The memorandum ticked off obvious offenders like race-based admissions, scholarships, hiring, promotions, and lounges, as well as what the memo referred to as “unlawful proxies.”
Those include using “cultural competence,” “lived experience,” and “diversity statements” to grade job applicants, as well as recruiting from geographic areas and institutions “chosen primarily because of their racial or ethnic composition rather than other legitimate factors.”
Training programs and retreats that segregate based on race and other characteristics are also taboo, although there are exceptions, including specific contexts such as correctional institutions, “where courts have recognized compelling institutional interests.”
Another exception: sex-segregated sports and facilities.

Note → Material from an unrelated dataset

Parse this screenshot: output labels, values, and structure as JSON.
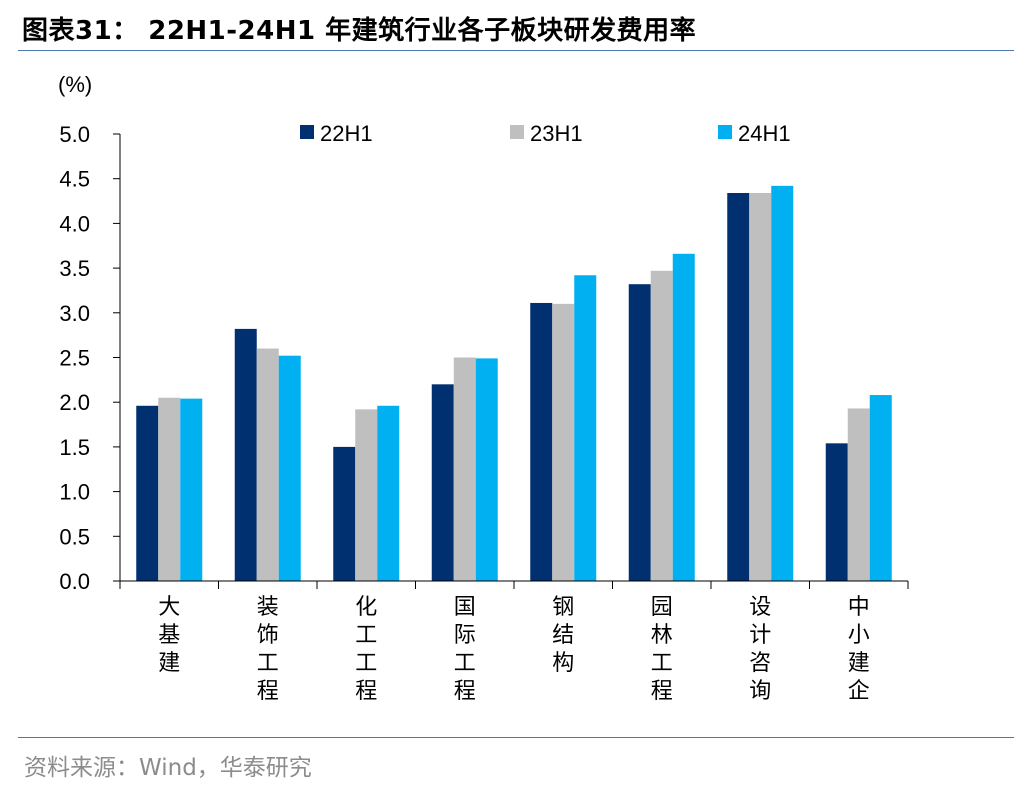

Allowing biological males to compete in female athletics and access opposite-sex restrooms and locker rooms constitutes a violation of Title IX, the federal law banning sex discrimination in education.
“To ensure compliance with federal law and to safeguard the rights of women and girls, organizations should affirm sex-based boundaries rooted in biological differences,” the memo said.
The guidance also delved into the content of diversity, equity and inclusion training programs, saying they may violate federal law if they “stereotype, exclude, or disadvantage individuals based on protected characteristics or create a hostile environment.”
The memo addressed to “all federal agencies” emphasized that the recommendations should be viewed as “non-binding suggestions to assist entities in avoiding legal pitfalls and upholding equal opportunity for all.”
“By prioritizing nondiscrimination, entities can mitigate the legal, financial, and reputational risks associated with unlawful DEI practices and fulfill their civil rights obligations,” the guidance said.
Even so, the guidance may face legal challenges, given the Department of Education’s experience with its Feb. 15 “Dear Colleague” banning the use of racial preferences in programs, hiring and policies, as well as its follow-up “Q&A.”
In April, a federal judge in Maryland partially blocked the “Dear Colleague,” finding that the department likely violated the Administrative Procedures Act by failing to give proper notice and provide opportunity for comment.
Another federal judge in the District of Columbia enjoined the department’s requirement for schools to certify their compliance with the “Dear Colleague” by April 24, finding that it failed to define sufficiently the conduct that would result in federal defunding.